Every small-cap biotech stock whose future depends on the success of a single compound will eventually face a binary event. Whether that event is the release of data from an important clinical trial or a yes/no decision from regulators, a single news item can cause a company's stock to soar or plummet. Any investor in this type of stock needs to stay in the know about what catalysts are coming and why they're important for the company's future.
With that in mind, here's a list of three all-or-nothing biotech stocks facing upcoming catalysts over the next year that I plan to watch with great interest.
One drug, multiple indications
First up is Intra-Cellular Therapies (ITCI -2.58%), a red-hot biopharma that managed to charm the markets in 2015. This company's future is completely tied to the success of ITI-007, a compound that holds great promise in treating a range of diseases of the central nervous system.
Intra-Cellular is currently running three phase 3 trials to test ITI-007's ability to treat bipolar depression, behavioral disturbances associated with dementia, and schizophrenia.
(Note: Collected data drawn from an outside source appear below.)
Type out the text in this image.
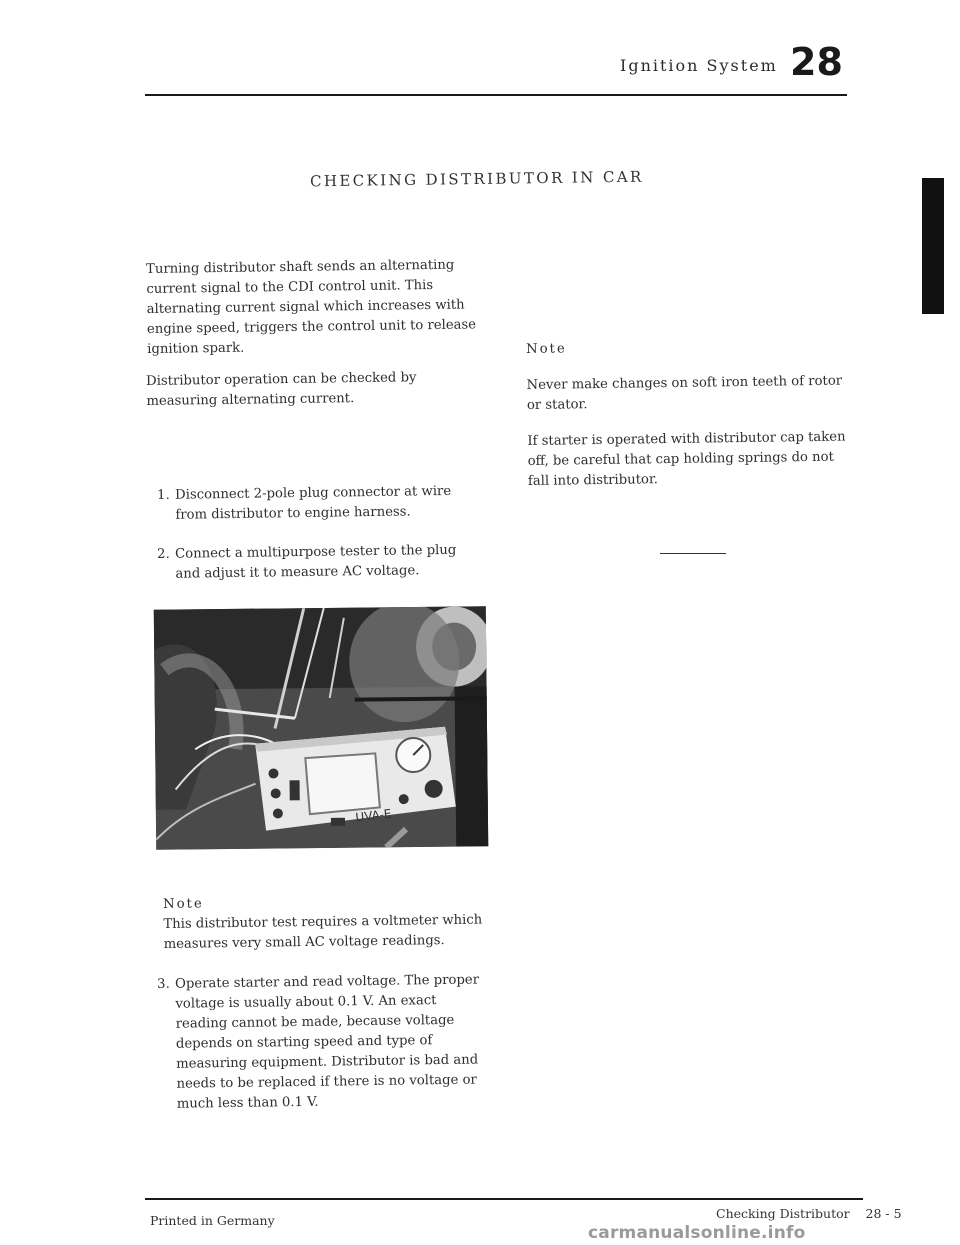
Ignition System 28
CHECKING DISTRIBUTOR IN CAR

Turning distributor shaft sends an alternating current signal to the CDI control unit. This alternating current signal which increases with engine speed, triggers the control unit to release ignition spark.

Distributor operation can be checked by measuring alternating current.

1. Disconnect 2-pole plug connector at wire from distributor to engine harness.
2. Connect a multipurpose tester to the plug and adjust it to measure AC voltage.
UVA-E

Note

This distributor test requires a voltmeter which measures very small AC voltage readings.

3. Operate starter and read voltage. The proper voltage is usually about 0.1 V. An exact reading cannot be made, because voltage depends on starting speed and type of measuring equipment. Distributor is bad and needs to be replaced if there is no voltage or much less than 0.1 V.

Note

Never make changes on soft iron teeth of rotor or stator.

If starter is operated with distributor cap taken off, be careful that cap holding springs do not fall into distributor.

Printed in Germany	Checking Distributor    28 - 5
carmanualsonline.info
It also has trials in earlier stages testing the drug in a range of other indications.
The company is the furthest along with its testing related to schizophrenia. Last year it released results from its first phase 3 trial, and they looked quite encouraging. Schizophrenia patients who were treated with ITI-007 showed a statistically significant improvement in their Positive and Negative Syndrome Scale (PANSS) score -- meaning their symptoms became less severe -- compared to those who took a placebo. The drug also demonstrated a safety level similar to that of a placebo.
Intra-Cellular is currently running a second phase 3 trial on schizophrenia, and top-line data is expected later this year. If that looks good, then FDA submission should follow soon after.
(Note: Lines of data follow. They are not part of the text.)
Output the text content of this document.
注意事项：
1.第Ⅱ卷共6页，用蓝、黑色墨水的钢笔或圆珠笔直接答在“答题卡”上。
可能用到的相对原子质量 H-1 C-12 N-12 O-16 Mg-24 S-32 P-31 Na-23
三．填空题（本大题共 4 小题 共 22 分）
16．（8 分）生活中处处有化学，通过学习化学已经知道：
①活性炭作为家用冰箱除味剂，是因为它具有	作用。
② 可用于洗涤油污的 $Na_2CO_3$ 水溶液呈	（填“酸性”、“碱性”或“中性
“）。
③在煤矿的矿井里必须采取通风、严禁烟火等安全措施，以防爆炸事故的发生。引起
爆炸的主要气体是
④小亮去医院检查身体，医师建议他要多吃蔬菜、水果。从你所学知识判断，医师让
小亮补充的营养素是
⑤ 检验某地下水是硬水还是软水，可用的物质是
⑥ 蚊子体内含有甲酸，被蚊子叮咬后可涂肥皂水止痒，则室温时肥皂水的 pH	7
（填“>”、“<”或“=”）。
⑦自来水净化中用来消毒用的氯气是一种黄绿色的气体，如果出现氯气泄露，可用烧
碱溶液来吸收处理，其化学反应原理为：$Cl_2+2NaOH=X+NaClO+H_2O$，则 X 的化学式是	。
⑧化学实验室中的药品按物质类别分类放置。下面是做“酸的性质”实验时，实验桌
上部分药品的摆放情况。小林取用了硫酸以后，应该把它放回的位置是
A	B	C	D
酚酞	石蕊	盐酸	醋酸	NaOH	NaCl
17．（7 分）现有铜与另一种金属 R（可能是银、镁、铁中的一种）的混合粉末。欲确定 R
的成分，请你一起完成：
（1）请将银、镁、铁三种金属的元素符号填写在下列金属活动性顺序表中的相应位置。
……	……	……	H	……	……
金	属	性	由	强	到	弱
There's no doubt that it's an exciting time to be an investor in Intra-Cellular's stock, and with another round of data due out soon, this company deserves a close watch.
Catching the attention of big pharma
I'm a firm believer that the majority of biotech stocks that trade below $5 per share should be written off as uninvestable, but I must admit that I'm intrigued by Geron (GERN -2.98%).
Geron's lead product candidate, imetelstat, is currently in late-stage trials as a treatment for two rare but serious blood cancers: myelofibrosis and myelodysplastic syndromes. I'm hopeful for this drug's potential because in early clinical trials, imetelstat generated both partial and complete responses in patients who had myelofibrosis, which no other drug had ever accomplished.
Geron's early clinical success caught the attention of Janssen, the biotech arm of Johnson & Johnson, and the two companies are now collaboration partners. Janssen was so interested in imetelstat that it forked over $35 million in up-front capital and has also pledged up to $900 million in milestone payments if imetelstat becomes a blockbuster hit.
The next data readout for imetelstat isn't expected until 2017, so Geron's investors have some waiting to do before the next catalyst comes. Still, imetelstat looks like it could be the real deal, and the vote of confidence from J&J speaks volumes, so I plan on keeping a close eye on this stock.
Last man standing
The final company on today's list is Sarepta Therapeutics (SRPT 1.14%), a small-cap biotech focused on rare diseases. While Sarepta's pipeline has a number of interesting drug candidates, its most important compound by far is eteplirsen.
Eteplirsen is currently being studied as a treatment for the rare muscle disease Duchenne muscular dystrophy, or DMD. Patients with DMD gradually lose muscle function, which leads to a wide range of negative clinical outcomes and often results in an early death.
Several companies have tried to win regulatory approvals for potential DMD treatments over the past year, but so far all have failed. The FDA still hasn't made an official ruling on eteplirsen yet, deciding instead to kick the can down the road twice. Most recently the agency requested additional data so it could study it before making a final decision. In other words, Sarepta is having a lot of trouble getting eteplirsen over the finish line, but since it's the only runner left in the race, it might actually have a chance at success.
We don't yet know when the FDA will make a decision, but given the clear unmet medical need, I'd imagine that we'll have a better idea of the timing within the next few months. That makes Sarepta another story that I plan on watching like a hawk.